US NIH accelerates animal-free research with industry collaborations and new institutes
Key takeaways
- NIH is putting over US$150 million behind human-focused research methods to reduce reliance on animal models, with the first Complement-ARIE awards now underway.
- New centers and networks will help standardize and qualify new approach methodologies for regulatory use across areas like cardiac, neurological, rare, and reproductive diseases.
- Public-private collaboration is central to the rollout, as NIH aims to make animal-free methods more predictive, scalable, and accepted by regulators.

The US National Institutes of Health (NIH) will be developing and scaling research methods that more accurately reflect human biology to reduce science’s reliance on animal models. The institute has received over US$150 million to power this project, which is stated to be a priority under the Trump administration.
This marks the first grant awarded under the Complement Animal Research in Experimentation (Complement-ARIE) program, which develops, implements, and standardizes lab or computer-based methods, otherwise known as new approach methodologies (NAMs).
Across the US, research teams will implement projects that are designed to produce more predictive models of human disease, says the NIH.

“This is an exciting opportunity to create a repertoire of human-focused methods that are so sophisticated and comprehensive that successful clinical translation will rise, and we will be able to answer questions beyond our reach with current research models,” says Nicole Kleinstreuer, Ph.D., NIH deputy director for Program Coordination, Planning, and Strategic Initiatives.
“These new projects are key steps in expanding and strengthening our scientific toolbox. NIH’s investment in NAMs is critical to our mission to carry out gold-standard research.”

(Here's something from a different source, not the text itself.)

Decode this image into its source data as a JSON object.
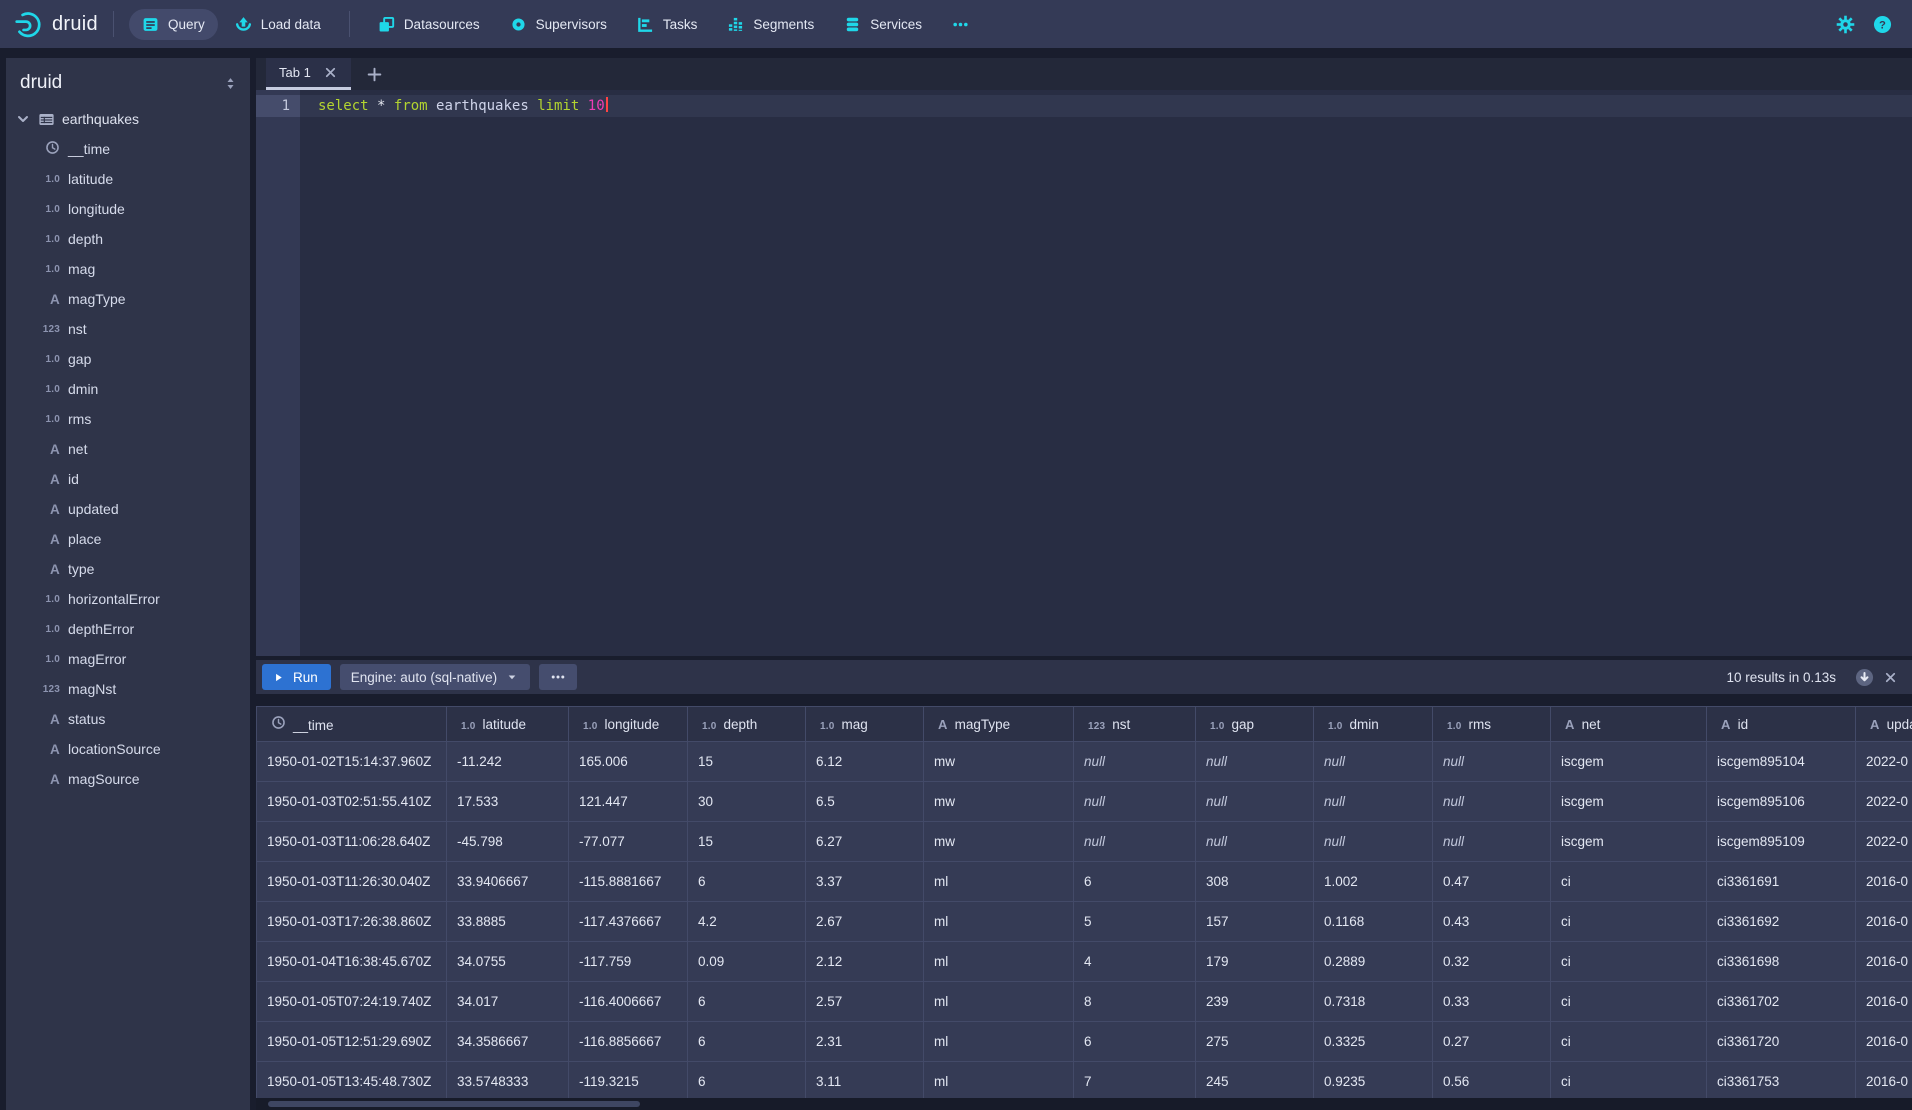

The announcement comes following NIH’s notice last year that it will not be issuing funding opportunities that solely involve animal testing to promote human-based research technologies.
Industry-regulatory collab for making NAMs mainstream
NIH shares that the funding will be used to establish technology development centers that will accelerate NAM development to be used for scientific and regulatory needs.
US research teams will implement projects that are designed to produce more predictive models of human disease.Examples listed include, but are not limited to, NAMs to study gynecological disorders, cardiac disease, neurological disorders, and rare diseases.
In other animal-free testing methods, Nutrition Insight recently explored cruelty-free alternatives to animal-based testing for protein digestibility, proposed by nine laboratories. These in vitro assays are noted to align with in vivo benchmarks, outperforming complex systems for routine screening while supporting next-generation alternative protein innovation.
We also spoke with researchers about the organ-on-chip technology, which addresses a major gap in current nutrition research — the limited capacity to capture the complex interactions among diet, gut microbiota, and human organs.
Meanwhile, we caught up with researchers who developed synthetic and natural animal-free gels from bacteria and seaweed, as many nutrition and biomedical studies rely on animal-based materials such as Matrigel and collagen.
A scientist at People for the Ethical Treatment of Animals also called out ethical biases and outdated assumptions in human nutrition research when institutions choose convenience over animal lives.
On the occasion of the country’s oldest taxpayer-supported dog experiments set to expire at the end of this month, the Physicians Committee for Responsible Medicine has sent a letter to urge Health Secretary Robert F. Kennedy, Jr., and NIH Director Jay Bhattacharya to deny continued funding to Wayne State. These experiments have led to botched and painful surgeries on dogs, making it difficult to breathe and requiring staff to put them out of their misery. Over 300 dogs have died as a result. The NIH has spent about $15 million on the experiments. The Physicians Committee underscores that despite its duration over 35 years, the heart experiments have been a failure.
Establishment of VQN
The NAMs data hub and coordinating center will oversee data sharing and standards development. The validation and qualification network (VQN) will use public-private partnerships between industry and regulatory experts to implement and market NAMs.
Complement-ARIE and the Foundation for the NIH partnered to establish VQN, so that NAMs are prepared for regulatory processes and clearance. NIH says it will contribute US$20 million from the funding to this initiative.
VQN has already chosen four pilot projects focused on preterm birth, developmental neurotoxicity, inhalation toxicity, and acute oral toxicity. Plans for expansions have also been set.
The NIH further reveals that its program has launched a US$7 million NAMs Reduction to Practice Challenge, in partnership with the US FDA and the Environmental Protection Agency. Researchers have submitted human-based NAMs to show viability within three years, which they will also deliver to VQN.
Previously, the Humane World for Animals told us about loopholes in the US Animal Welfare Act that allow animals used in testing to go unreported and revealed what it would take for scientists to commit to cruelty-free practices.
The director of Medical Research at the Physicians Committee for Responsible Medicine has also warned that negligence of ethics reviewers on NAMs could cost thousands of lives due to ethics review negligence.